Gem #81 - Jesus Our Sweet Counselor
Good old Simeon called Jesus the consolation of Israel; and so He was.
Before His actual appearance, His name was the day-star; celebrating the
passage of darkness, and predicting the rising of the sun. To Him they
looked with the same hope which cheers the nightly watchman, when from the
lonely castle-top he sees the fairest of the stars, and hails it as the
usher of the morning.
When He was on earth, He must have been the consolation of all those who
were privileged to be His companions. We can imagine how readily the
disciples would run to Christ to tell Him of their griefs, and how sweetly,
with that matchless inflection of His voice, He would speak to them, and
command their fears be gone.
Like children, they would have considered Him as their Father; and to Him
every want, every groan, every sorrow, every agony, would at once be
carried to Him; and He, like a wise physician, had a balm for every wound;
He had mixed a cup of hope for their every care; and readily did He
dispense some mighty remedy to alleviate all the fever of their troubles.
Oh! it must have been sweet to have lived with Christ. Surely, sorrows
were then but joys in masks, because they gave an opportunity to go to
Jesus to have them removed. Oh! if God had been willing, some of us may
wish, that we could have lain our weary heads upon the chest of Jesus, and
that our birth had been in that happy era, when we might have heard His
kind voice, and seen His kind look, when He said, "Let the weary ones come
to Me.
It behooved Him to slumber in the dust awhile, that He might perfume the
chamber of the grave to make it:
"No more a charnel house to fence
The relics of lost innocence."
It behooved Him to have a resurrection, that we, who shall one day be the
dead in Christ, might rise first, and in glorious bodies stand upon earth.
And it behooved Him that He should ascend up on high, that He might lead
captivity captive; that He might chain the demons of hell; that He might tie
them to His chariot-wheels, and drag them up high heaven's hill, to make them
feel a second overthrow from His right arm, when He should dash them from the
pinnacles of heaven down to the deeper depths beneath.
"It is for your good that I am going away," said Jesus, "Unless I go away,
the Counselor will not come to you." Jesus must go. Weep, you disciples:
Jesus must be gone. Mourn, you poor ones, who are to be left without a
Counselor. But hear how kindly Jesus speaks: "I will not leave you as
orphans; I will ask the Father, and He will give you another Counselor to be
with you forever."
He would not leave those few poor sheep alone in the wilderness; He would not
desert His children, and leave them fatherless.
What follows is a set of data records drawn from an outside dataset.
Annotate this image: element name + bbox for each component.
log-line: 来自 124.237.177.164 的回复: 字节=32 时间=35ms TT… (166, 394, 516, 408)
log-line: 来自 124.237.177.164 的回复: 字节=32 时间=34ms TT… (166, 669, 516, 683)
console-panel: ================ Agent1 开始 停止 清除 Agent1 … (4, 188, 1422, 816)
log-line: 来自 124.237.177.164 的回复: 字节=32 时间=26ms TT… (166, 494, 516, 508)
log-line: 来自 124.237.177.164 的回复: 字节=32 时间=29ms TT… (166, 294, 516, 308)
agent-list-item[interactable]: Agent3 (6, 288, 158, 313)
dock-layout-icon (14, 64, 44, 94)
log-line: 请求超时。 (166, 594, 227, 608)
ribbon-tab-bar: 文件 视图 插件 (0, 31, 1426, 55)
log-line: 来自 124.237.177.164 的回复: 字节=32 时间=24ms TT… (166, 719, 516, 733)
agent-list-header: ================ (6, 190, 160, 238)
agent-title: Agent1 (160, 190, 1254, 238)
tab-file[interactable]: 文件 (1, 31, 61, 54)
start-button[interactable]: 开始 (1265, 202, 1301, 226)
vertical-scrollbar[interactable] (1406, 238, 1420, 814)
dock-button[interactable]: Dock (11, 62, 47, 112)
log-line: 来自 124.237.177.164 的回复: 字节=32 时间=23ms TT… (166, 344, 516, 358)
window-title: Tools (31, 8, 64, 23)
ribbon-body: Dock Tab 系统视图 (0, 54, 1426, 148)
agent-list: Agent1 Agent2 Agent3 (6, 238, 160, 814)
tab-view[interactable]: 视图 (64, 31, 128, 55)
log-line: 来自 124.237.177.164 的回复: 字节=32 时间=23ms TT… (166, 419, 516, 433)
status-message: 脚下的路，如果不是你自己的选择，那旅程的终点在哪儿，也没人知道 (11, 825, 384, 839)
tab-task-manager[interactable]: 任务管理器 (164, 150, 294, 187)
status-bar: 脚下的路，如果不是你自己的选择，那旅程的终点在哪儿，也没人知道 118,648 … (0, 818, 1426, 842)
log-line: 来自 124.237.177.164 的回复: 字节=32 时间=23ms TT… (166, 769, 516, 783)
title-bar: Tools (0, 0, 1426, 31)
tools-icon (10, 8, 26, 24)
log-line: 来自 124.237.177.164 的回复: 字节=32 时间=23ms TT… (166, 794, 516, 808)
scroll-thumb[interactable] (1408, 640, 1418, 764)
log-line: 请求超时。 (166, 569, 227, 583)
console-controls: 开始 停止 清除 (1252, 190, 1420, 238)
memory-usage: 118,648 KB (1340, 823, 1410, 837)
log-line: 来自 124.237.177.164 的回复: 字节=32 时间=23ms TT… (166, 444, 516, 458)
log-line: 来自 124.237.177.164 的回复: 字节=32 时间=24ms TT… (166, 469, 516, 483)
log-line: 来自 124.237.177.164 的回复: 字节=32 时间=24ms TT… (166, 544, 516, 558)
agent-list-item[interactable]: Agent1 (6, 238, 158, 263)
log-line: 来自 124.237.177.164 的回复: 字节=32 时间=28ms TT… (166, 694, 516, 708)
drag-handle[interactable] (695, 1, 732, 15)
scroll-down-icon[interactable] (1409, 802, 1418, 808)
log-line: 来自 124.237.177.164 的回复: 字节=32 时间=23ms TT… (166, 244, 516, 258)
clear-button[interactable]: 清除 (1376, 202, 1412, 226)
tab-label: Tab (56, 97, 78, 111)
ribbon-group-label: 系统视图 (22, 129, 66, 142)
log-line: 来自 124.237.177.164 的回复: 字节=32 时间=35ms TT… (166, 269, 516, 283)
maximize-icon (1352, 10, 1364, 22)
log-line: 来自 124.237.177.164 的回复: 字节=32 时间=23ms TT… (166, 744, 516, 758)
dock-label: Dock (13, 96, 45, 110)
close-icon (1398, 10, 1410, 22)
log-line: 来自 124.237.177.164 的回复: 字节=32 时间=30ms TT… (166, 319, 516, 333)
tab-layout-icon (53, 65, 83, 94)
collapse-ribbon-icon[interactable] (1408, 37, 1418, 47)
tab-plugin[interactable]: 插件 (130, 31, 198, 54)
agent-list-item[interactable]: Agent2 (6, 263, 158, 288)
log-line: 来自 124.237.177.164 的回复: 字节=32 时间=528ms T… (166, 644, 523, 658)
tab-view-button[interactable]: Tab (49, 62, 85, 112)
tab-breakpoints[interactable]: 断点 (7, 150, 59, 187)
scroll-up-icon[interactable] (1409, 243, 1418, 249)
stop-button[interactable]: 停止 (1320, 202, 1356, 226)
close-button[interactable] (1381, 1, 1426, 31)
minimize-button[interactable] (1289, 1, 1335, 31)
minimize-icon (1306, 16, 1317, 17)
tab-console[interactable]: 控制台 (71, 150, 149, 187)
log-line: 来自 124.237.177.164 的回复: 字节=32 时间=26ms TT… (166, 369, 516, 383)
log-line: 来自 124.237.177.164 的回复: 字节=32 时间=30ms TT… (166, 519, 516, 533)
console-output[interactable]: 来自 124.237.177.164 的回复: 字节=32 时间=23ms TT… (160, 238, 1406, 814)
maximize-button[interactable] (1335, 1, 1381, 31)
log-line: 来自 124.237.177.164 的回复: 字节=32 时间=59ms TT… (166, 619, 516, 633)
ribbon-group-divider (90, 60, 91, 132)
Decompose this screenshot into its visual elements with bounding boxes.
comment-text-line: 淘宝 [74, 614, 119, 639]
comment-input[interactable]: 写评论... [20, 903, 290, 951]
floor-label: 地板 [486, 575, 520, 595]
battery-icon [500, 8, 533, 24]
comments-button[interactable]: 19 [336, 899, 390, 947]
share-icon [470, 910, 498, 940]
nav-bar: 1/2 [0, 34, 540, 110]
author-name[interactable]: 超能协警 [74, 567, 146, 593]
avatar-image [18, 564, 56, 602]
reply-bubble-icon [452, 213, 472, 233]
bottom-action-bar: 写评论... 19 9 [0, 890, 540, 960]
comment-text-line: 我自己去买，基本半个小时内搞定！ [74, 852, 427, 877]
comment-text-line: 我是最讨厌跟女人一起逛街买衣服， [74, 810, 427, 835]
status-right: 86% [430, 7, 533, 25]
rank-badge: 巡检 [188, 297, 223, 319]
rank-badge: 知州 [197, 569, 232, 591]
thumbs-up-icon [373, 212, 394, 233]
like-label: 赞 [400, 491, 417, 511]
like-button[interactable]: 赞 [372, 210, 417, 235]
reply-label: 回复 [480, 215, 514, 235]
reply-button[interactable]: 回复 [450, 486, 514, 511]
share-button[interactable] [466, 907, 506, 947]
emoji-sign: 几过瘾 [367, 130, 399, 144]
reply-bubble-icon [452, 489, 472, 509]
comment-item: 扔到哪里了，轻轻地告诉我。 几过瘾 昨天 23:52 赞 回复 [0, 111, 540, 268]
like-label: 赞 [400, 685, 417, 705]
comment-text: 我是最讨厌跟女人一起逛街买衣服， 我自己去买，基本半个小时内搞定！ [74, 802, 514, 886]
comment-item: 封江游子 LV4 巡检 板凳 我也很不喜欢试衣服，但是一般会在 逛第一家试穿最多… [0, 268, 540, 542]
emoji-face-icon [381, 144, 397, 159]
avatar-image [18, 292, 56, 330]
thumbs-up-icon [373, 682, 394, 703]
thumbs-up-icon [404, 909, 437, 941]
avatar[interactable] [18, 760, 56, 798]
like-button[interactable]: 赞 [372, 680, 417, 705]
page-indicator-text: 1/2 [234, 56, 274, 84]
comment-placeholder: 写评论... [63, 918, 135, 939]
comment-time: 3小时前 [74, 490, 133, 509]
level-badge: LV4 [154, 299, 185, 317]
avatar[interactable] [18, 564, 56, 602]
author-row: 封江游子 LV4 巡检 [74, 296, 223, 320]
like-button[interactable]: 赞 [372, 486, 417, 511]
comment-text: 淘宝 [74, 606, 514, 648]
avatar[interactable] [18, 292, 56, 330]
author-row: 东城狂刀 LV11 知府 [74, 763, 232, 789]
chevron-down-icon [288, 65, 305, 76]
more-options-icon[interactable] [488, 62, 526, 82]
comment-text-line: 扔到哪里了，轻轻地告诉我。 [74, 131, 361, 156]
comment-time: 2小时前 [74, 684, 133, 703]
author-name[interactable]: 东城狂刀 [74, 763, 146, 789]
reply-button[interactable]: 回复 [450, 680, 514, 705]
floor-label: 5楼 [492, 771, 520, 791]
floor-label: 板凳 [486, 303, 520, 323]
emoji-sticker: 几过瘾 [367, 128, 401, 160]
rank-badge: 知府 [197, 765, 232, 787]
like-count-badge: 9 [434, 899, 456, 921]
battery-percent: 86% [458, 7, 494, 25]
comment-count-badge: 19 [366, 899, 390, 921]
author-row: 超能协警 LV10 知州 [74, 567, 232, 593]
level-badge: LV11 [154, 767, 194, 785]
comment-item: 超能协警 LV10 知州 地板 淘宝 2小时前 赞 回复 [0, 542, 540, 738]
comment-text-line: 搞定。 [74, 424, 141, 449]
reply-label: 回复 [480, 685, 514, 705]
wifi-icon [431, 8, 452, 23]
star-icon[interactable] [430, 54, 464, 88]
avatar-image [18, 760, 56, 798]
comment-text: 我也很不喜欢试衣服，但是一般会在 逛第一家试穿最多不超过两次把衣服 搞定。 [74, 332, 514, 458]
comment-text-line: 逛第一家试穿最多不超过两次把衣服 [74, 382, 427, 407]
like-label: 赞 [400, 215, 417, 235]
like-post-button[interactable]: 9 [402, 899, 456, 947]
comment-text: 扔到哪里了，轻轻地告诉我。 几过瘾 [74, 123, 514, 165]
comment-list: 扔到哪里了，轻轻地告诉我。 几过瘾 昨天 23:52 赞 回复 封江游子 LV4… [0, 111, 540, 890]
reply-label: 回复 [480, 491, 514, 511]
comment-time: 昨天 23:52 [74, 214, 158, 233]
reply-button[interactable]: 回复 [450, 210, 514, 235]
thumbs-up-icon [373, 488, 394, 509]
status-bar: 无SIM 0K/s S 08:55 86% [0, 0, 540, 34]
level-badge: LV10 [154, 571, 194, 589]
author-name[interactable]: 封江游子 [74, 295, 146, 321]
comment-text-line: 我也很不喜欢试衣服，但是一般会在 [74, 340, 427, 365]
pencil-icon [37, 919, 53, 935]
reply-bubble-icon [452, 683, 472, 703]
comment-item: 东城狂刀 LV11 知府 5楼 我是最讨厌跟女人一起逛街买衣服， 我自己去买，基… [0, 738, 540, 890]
Although He had a mighty
mission which filled His heart and hand; even though He had so much to
perform, that we might have thought that even His gigantic intellect would be
overburdened; although He had so much to suffer, that we might suppose His
whole soul to be concentrated upon the thought of the sufferings to be
endured. Yet it was not so; before He left, He gave soothing words of
comfort; like the good Samaritan, He poured in oil and wine, and we see what
He promised: "I will send you another Counselor-one who shall be just what I
have been, yes, even more; who shall console you in your sorrows, remove your
doubts, comfort you in your afflictions, and stand as My vicar on earth, to
do that which I would have done had I stayed with you.